Llegué a Marbella al día siguiente de acabar la mili en Pamplona. Fue como salir de las calderas de Pedro Botero y encontrarme en el paraíso. En una ciudad cálida, relajada y llena de luz. De tocarme las narices las veinticuatro horas del día capeando fantochadas cuarteleras a trabajar de sol a sol como periodista principiante en un periódico desconocido, con un director del que nunca había oído hablar. Era Rafael de Loma, un señor elegante, inteligente, incansable, de sonrisa fácil, inquietante, persuasivo y portador del brillo que tienen esas personas convencidas de que hacen lo que tienen que hacer. De esto hace muchos años, fue a finales del siglo pasado, en 1988. Aquel día de un incipiente otoño, mi primer día en la ciudad mágica, no me hizo preguntas ni me prejuzgó y, en lo sucesivo, no fue prepotente, ni tampoco condescendiente. Siempre se lo agradecí.

Últimamente teníamos una fugaz relación epistolar electrónica y él era tan modesto, pero tan comprometido en sus comentarios, que me avergonzaba. Esas dos cualidades son básicas para un periodista, la modestia y el compromiso. Y son difíciles, muy difíciles, de encontrar.

La redacción que él pilotaba entonces era de esas como las que de vez en cuando salen en las películas de época, invadidas por el humo del tabaco, alguna botella rodando en los cajones de las mesas, el ruido metálico, casi chirriante, de la salida del papel continuo de los teletipos, teléfonos fijos, muchas horas, griterío surrealista en cualquier momento y, al final de la jornada, la noche fresca de Marbella, con olor a jazmín. Aunque parezca lo contrario, no era nada romántico. No hubiéramos pasado ni una sola inspección de lo que fuera. Las cosas han cambiado. Ahora tenemos unos ordenadores siderales, aire acondicionado, becarios y redes sociales. A Rafael, la transformación vertiginosa del entorno periodístico no le hizo cambiar su esencia y se adaptó a las nuevas tecnologías para mantenerse igual de firme en la defensa de un periodismo crítico y honesto, en la obsesión por el oficio de contar historias verdaderas. Dejó buena muestra de ello en los artículos dominicales que escribía en La Opinión de Málaga hasta hace nada.

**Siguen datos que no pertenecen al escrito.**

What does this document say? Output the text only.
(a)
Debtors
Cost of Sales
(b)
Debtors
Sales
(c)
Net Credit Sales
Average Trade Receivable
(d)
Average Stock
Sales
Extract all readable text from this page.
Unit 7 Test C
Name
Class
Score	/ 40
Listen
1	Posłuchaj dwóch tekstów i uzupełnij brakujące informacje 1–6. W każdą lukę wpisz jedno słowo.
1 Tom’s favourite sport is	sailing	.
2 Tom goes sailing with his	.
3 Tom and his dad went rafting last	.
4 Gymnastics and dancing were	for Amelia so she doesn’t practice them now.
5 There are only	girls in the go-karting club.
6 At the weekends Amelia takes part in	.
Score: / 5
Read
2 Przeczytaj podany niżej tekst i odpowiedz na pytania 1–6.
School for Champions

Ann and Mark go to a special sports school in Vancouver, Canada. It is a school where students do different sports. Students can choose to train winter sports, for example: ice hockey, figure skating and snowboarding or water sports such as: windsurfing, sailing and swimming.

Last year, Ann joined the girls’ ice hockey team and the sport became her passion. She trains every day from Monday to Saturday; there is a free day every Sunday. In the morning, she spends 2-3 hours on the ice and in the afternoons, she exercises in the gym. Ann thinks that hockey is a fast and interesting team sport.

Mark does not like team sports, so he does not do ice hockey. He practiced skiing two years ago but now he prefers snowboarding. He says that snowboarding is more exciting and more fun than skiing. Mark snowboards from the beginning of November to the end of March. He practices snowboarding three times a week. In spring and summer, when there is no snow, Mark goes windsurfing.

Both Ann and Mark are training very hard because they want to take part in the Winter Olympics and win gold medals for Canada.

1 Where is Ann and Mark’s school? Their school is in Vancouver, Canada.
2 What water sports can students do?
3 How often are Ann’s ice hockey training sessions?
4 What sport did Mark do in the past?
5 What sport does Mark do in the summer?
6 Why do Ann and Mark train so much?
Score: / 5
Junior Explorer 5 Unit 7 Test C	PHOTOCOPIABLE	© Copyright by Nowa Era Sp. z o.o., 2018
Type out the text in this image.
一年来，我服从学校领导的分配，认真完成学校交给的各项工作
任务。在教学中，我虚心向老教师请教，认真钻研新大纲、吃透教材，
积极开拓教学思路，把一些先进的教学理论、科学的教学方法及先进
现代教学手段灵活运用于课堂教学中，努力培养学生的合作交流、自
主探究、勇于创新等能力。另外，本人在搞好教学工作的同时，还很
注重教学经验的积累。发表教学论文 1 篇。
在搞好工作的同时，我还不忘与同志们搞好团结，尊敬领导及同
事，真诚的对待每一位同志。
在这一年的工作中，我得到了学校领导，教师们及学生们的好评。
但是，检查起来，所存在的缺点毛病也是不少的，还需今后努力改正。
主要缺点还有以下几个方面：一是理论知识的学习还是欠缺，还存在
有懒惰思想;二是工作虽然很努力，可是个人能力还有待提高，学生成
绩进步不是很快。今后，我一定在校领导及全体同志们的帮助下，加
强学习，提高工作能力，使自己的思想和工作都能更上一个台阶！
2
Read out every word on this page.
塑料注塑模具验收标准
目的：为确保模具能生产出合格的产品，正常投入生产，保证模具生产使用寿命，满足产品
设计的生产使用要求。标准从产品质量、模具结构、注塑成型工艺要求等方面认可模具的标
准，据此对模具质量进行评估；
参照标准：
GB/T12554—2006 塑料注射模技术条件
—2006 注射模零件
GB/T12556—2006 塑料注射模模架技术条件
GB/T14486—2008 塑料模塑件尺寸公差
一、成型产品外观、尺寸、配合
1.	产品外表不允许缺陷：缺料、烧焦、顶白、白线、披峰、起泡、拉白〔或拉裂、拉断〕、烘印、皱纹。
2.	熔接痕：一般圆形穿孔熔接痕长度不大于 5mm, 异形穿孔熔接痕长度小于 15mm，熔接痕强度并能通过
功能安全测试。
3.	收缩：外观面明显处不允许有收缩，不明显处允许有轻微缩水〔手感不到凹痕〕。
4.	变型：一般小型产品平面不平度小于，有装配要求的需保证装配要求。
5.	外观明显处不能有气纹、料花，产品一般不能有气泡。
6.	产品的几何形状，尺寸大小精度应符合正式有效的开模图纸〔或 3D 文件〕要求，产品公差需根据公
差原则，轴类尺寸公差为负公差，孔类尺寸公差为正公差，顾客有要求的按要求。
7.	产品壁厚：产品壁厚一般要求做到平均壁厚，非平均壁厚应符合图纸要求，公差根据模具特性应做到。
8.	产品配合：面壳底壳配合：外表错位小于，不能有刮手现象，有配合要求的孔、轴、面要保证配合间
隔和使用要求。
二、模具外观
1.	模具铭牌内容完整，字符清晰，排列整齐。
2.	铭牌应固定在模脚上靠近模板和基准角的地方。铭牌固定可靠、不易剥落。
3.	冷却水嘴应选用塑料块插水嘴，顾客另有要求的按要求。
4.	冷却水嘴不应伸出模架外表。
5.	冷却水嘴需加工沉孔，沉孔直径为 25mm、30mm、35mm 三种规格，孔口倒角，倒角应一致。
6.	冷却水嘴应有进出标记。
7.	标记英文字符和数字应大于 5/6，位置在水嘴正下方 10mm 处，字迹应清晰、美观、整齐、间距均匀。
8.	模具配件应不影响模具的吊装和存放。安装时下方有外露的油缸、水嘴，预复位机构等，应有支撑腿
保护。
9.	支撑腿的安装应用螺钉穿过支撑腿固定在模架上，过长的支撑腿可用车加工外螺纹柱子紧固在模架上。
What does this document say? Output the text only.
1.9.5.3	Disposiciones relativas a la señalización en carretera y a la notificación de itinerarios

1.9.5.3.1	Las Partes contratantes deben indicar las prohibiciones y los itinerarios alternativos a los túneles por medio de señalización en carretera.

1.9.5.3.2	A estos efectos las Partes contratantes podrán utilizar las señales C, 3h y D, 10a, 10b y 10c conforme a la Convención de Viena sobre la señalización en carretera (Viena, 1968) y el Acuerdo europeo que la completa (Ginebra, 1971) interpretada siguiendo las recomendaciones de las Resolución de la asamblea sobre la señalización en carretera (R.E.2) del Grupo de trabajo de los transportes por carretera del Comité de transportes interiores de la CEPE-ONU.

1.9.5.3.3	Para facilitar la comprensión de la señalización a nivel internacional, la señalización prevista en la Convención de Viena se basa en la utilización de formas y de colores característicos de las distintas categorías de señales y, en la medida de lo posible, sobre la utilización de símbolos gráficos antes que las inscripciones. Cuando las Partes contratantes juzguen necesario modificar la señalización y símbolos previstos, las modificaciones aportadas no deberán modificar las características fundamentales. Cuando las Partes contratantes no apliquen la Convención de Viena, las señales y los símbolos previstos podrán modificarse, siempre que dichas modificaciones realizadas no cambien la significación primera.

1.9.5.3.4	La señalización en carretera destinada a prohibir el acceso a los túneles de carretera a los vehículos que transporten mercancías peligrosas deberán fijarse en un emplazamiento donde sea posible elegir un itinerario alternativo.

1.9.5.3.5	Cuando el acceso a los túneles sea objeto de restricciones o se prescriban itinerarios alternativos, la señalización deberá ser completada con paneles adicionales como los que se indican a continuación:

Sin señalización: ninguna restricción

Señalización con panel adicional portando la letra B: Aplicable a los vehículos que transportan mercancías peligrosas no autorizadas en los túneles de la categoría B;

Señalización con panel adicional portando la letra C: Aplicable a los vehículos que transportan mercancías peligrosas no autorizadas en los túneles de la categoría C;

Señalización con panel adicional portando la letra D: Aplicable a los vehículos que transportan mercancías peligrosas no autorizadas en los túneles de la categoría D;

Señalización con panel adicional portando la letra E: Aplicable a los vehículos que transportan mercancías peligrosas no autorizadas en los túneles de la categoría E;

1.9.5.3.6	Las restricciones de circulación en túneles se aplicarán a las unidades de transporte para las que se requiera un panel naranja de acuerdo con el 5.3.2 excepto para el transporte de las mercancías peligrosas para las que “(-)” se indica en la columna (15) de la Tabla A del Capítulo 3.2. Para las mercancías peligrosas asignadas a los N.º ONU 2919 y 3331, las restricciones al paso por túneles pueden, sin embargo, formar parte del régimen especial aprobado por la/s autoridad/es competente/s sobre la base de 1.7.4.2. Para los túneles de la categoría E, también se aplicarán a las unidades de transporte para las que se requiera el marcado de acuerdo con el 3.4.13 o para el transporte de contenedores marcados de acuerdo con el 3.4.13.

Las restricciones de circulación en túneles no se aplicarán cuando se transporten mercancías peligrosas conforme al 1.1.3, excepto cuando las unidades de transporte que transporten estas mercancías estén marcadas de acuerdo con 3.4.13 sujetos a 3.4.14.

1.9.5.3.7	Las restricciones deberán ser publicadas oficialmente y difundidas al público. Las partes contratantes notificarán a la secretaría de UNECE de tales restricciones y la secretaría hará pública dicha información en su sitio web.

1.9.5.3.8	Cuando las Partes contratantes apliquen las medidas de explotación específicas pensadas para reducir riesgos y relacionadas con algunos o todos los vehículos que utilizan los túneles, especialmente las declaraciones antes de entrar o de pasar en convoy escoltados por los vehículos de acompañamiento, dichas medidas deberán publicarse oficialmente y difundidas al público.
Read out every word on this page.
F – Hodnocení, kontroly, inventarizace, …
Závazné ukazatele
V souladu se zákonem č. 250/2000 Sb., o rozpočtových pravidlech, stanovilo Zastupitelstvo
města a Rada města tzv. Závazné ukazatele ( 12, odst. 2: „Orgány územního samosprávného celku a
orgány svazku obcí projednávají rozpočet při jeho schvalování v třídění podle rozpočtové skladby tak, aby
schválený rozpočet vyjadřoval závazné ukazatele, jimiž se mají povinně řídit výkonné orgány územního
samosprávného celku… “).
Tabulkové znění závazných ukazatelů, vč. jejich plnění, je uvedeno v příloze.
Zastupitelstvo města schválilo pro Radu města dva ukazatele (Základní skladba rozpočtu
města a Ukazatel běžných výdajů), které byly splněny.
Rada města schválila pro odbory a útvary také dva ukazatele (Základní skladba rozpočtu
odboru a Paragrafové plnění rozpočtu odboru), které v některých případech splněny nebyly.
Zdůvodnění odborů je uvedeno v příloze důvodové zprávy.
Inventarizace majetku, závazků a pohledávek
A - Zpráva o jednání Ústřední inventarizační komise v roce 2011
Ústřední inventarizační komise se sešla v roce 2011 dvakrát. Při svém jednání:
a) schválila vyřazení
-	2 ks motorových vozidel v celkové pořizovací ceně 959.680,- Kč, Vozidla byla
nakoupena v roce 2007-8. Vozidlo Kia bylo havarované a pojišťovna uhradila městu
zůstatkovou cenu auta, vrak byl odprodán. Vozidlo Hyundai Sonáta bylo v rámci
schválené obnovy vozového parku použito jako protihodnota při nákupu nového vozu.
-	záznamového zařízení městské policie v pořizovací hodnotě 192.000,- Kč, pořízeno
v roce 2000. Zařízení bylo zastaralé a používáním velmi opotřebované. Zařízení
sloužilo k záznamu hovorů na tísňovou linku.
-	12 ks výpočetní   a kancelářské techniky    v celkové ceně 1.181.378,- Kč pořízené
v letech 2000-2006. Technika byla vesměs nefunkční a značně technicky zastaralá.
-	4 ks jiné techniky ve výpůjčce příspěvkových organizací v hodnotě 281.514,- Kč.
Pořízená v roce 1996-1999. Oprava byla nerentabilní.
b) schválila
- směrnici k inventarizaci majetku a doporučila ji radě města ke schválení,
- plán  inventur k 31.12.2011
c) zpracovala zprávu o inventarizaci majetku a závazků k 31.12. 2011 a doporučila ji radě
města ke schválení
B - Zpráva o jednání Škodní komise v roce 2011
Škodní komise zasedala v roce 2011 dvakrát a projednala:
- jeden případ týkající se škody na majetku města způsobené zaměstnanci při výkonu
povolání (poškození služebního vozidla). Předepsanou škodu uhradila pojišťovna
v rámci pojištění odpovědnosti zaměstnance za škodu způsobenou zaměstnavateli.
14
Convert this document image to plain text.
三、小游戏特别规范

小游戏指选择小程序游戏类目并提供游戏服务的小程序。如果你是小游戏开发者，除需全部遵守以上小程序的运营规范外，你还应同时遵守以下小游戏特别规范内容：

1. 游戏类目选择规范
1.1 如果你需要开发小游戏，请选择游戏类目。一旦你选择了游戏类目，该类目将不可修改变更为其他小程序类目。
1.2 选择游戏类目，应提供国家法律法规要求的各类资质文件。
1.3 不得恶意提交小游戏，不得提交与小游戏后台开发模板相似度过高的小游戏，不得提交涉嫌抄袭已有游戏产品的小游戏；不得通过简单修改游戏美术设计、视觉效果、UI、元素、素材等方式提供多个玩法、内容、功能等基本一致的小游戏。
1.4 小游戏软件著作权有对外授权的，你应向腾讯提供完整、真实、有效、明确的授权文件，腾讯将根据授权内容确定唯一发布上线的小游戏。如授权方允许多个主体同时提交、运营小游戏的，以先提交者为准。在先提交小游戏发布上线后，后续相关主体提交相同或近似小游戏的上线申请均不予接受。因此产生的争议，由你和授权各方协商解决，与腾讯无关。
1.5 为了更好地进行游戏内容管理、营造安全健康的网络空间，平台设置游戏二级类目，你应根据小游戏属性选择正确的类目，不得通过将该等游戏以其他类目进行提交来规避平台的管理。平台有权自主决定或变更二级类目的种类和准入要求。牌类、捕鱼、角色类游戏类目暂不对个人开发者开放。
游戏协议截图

El lunes, al día siguiente de su entierro en Málaga, bajé al trastero y subí a casa dos cajas cerradas con ejemplares de El Sol del Mediterráneo, aquel periódico del que hablo, y pasé la tarde página a página. No pensaba escribir sobre Rafael de Loma porque me causa pesar no haberlo hecho mientras pudo leerme. Sin embargo, en la profesión del olvido que es el periodismo, es necesario recordar a quien dedicó su vida a ella. Te lo debo y tienes mi agradecimiento, admiración y cariño. Rafael, te van a poner hasta una calle en Málaga. Allí nos veremos.